There are no real takers for the below-poverty line (BPL) card in Calcutta. According to mayor Subrata Mukherjee, the BPL line has been drawn at Rs 312, but there is not a single family in the city, on paper, with a monthly income below that mark.
Each councillor in the 141 wards of the city has been given 500 BPL forms. According to civic estimates, the monthly family earnings have been pegged at Rs 360 for beggars, Rs 450 for ragpickers, Rs 1,005 for domestics, Rs 3,000 for rickshaw-pullers and Rs 4,500 for porters.
But, driven by “political compulsions”, the councillors will, nonetheless, distribute the BPL forms and some will even put in their recommendations.
The mayor has blamed “myopic policy-makers” for the card conundrum. “A large number of elderly people and poor families in the city do require some financial help, but they cannot benefit from the BPL cards. The benchmark of monthly income should have been different for villages, towns and cities,” he stressed.
Terming it another scheme of the Central government that will result in hundreds of crores going down the drain, the mayor took a swipe at the local area development scheme for MPs, labelling it “an undemocratic way of bribing voters with tax-payers’ money”.
Under the scheme, each MP gets Rs 10 crore during his five-year term to nurse his constituency as he wants, within certain guidelines. This is undemocratic because in the run-up to the next elections, the MP will be Rs 10 crore ahead of his contenders, observed Mukherjee.

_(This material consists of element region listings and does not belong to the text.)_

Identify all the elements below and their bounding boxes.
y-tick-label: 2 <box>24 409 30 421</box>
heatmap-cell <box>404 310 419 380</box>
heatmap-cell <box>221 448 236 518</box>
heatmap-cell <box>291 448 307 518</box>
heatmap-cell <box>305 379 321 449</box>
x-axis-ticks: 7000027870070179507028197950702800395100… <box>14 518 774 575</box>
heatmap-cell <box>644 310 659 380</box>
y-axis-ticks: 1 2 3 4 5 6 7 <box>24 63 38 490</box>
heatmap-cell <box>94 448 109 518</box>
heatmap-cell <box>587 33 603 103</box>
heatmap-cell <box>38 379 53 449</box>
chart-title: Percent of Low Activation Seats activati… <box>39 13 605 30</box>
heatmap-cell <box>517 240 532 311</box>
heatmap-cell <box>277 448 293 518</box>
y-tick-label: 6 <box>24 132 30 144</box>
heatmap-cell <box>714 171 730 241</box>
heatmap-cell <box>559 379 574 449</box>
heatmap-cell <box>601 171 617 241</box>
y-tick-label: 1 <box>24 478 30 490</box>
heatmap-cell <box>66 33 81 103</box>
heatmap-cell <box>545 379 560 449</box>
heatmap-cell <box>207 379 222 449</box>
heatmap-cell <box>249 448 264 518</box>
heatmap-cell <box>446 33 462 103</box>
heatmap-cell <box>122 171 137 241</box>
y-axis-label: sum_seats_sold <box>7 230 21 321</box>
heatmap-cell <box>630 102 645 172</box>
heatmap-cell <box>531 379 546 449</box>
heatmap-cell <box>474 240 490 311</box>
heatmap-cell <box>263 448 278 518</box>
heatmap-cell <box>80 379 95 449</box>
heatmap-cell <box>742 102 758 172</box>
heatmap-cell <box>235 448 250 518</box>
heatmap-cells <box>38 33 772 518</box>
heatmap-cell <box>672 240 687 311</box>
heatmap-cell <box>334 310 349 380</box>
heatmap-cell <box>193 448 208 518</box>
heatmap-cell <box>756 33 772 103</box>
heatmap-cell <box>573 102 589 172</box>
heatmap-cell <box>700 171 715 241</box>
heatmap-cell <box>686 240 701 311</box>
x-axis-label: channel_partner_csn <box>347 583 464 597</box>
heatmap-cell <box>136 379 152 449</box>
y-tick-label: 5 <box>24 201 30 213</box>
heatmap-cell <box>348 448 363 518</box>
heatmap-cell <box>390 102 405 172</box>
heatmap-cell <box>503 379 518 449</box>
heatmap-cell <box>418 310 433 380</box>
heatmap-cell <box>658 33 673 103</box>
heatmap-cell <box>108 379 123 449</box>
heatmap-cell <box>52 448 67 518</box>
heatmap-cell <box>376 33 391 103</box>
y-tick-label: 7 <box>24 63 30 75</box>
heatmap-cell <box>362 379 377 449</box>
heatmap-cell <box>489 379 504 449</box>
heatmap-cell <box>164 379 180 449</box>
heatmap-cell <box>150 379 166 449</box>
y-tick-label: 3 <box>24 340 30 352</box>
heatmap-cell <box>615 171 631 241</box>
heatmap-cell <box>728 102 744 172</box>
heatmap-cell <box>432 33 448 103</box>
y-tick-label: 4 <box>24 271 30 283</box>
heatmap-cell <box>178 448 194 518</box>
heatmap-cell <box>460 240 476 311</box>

“It would be better if the Centre made it mandatory for a member of Parliament to allot 75 per cent of his funds to develop civic infrastructure and 25 per cent for its maintenance,” pointed out the mayor.
nCancer control funds: The Centre has sanctioned Rs 1.5 crore for the oncology wing of Medical College and Hospital, under its National Cancer Control Programme. Head of Medical College’s radiotherapy department Subir Ganguly said on Wednesday that Rs 1.3 crore would be spent on installing a high-dose rate brachy therapy machine for radiotherapy —- the first of its kind in a state-run hospital. The machine will help administer radiotherapy at the exact spot where cancer has struck. It will be very useful for cancers of the tongue, skin, oesophagus, larynx and breast.